Tuesday, August 03, 2010

Back To The Future

Ariel Pink's Haunted Graffiti - Before Today (4AD, 2010)

Ariel Pink is a name many will be familiar with thanks to his series of home-recorded solo releases on Animal Collective's Paw Tracks label. These recordings have had an influence wildly at odds with their scale and ambition, informing critics as much as musicians (spurious categories such as hypnagogig pop seem to link back to Pink). In spite of this wide-ranging impact, Pink is making 'Before Today', his first album made with a full band, a clean slate. It's the first time he has recorded with the explicit intention of releasing the results to a sizeable audience. As such, it's predictably a cleaner, more carefully orchestrated affair than his previous work, although it retains much of the lo-fi, ramshackle charm that has gained him considerable support and acclaim. It successfully both defines and improves his distinctive aesthetic.

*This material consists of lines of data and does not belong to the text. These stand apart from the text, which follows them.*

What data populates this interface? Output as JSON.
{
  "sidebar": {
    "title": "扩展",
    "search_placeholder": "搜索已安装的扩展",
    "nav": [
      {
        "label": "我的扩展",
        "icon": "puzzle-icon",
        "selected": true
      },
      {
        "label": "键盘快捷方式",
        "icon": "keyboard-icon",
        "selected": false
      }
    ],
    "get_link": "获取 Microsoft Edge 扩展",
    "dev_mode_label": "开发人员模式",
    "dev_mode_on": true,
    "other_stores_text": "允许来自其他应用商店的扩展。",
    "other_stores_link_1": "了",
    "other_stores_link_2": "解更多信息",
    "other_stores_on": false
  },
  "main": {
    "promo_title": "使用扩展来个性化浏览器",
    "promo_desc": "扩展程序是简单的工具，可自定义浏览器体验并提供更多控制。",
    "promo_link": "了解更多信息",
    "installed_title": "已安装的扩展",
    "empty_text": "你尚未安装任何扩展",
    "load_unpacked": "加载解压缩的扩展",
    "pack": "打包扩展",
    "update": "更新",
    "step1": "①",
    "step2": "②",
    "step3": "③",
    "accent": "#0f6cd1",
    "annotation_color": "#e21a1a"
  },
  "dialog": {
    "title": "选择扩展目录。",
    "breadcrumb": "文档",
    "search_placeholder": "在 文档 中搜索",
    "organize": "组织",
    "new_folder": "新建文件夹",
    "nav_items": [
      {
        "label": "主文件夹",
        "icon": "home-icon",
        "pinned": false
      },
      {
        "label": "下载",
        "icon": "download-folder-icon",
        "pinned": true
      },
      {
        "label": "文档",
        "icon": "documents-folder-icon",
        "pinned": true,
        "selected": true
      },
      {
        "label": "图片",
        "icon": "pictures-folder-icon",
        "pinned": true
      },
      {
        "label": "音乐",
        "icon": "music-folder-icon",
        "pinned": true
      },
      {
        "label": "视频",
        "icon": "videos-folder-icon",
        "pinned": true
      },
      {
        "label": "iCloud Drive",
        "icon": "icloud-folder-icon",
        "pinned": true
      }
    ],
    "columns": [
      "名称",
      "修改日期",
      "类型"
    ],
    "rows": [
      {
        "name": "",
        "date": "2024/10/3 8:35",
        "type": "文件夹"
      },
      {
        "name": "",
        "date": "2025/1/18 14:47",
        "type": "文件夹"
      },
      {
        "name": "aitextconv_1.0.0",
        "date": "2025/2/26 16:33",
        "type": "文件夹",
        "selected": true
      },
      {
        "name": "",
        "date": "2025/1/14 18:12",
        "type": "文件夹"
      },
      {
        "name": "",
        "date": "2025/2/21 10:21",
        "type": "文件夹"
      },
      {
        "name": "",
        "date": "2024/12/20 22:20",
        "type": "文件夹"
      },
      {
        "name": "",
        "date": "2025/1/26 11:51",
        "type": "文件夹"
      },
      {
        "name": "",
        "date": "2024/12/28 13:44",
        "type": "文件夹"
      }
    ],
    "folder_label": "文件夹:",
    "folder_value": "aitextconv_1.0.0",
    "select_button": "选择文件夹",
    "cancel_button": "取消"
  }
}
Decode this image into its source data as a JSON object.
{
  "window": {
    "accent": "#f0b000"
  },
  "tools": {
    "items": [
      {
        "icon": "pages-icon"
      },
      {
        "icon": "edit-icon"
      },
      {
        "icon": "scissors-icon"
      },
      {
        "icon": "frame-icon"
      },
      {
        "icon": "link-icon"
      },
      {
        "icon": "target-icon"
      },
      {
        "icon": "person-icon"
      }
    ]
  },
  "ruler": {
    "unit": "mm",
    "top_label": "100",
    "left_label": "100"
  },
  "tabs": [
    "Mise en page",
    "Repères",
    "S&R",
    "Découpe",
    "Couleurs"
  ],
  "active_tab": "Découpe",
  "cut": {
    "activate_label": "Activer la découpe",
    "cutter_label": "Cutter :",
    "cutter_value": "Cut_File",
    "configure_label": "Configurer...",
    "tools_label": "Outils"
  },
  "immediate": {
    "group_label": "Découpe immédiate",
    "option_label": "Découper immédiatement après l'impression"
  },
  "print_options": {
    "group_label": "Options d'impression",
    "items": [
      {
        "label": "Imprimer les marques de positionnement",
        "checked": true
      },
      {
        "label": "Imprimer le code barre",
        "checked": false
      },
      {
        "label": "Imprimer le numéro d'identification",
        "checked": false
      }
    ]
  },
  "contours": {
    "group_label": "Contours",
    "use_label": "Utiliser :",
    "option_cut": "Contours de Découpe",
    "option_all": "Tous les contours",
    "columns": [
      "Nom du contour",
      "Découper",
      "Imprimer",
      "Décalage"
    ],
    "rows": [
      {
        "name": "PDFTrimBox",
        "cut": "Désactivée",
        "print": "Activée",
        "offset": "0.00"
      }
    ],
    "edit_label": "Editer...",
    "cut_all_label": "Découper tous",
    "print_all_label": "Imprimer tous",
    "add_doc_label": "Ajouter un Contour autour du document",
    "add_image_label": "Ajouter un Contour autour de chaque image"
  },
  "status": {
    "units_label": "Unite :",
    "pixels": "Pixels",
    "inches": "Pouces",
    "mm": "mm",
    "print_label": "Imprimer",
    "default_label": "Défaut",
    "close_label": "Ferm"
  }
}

Much of this aesthetic involves making a case for the much derided radio music with which Pink may have grown up - the likes of Hall & Oates, Foreigner, Christopher Cross, Todd Rundgren and 10cc. The two most obvious examples of this here are 'Round and Round' and 'Can't Hear My Eyes'. Both have that soft touch drum sound and the enveloping synth pads characteristic of the early-80s (before stadium rock and the Power Station sound took over). The latter has a quite ludicrous slinky saxophone solo. These tracks don't sound like direct facsimiles of that era though. Pink takes something of the slick smoothness and syrupy melodic sensibility and refashions it for his own, more ambiguous purposes. Whilst Pink's melodies are straightforwardly infectious (whether consciously or not, the exuberant chorus of 'Round and Round' owes a debt to Deacon Blue's 'Fergus Sings The Blues'), the music is more confusing and ghostly. This is not just a nostalgia trip - but rather something a little more radical. It's a remodelling of the past.

Pink's role models are not all stereotypically unfashionable. 'Before Today' ends with 'Revolution's A Lie', which features a moody, pulsating bassline that hints at Joy Division or The Cure, two bands whose influence has never really diminished in spite of the risk of cliched miserabilism. Again, Pink makes it all much more warped and otherworldly though. This sounds like a hallucination or a nightmare, rather than any very real personal suffering. At the other end, the album is ushered in with the alluring 'Hot Body Rub', which seems to mesh 2-Tone saxophones with a mechanistic rhythm reminiscent of Neu!. Pink's new wave fascinations continue to emerge throughout - on the frazzled 'Little Wig' and the propulsive 'Bright Lit Blue Skies' particularly.

Pink has an offbeat sense of humour that results in faintly ludicrous song titles such as 'Beverley Kills' and 'Butt-House Blondies'. This also takes him into more surreal territory, such as on 'Menopause Man'. This is a rather peculiar swampy ballad that, perhaps questionably, conflates gender confusion with sexuality ('rape me, castrate me, make me gay').

Pink has little fear of the unusual, the bizarre or the frankly daft, both lyrically and musically. This means that 'Before Today' could be either a collection of elaborately constructed jokes - or it could be a brave work of near-genius. The way the absurd dual fuzz guitars of 'L'estat' slip into a lopsided swing groove would be nonsensical in almost anyone else's hands, but Pink and his band make it sound not just planned but somehow appropriate. Context is everything here of course. It's the way Pink transforms his reference points into something strange, hypnotic and utterly irresistible that makes him convincing.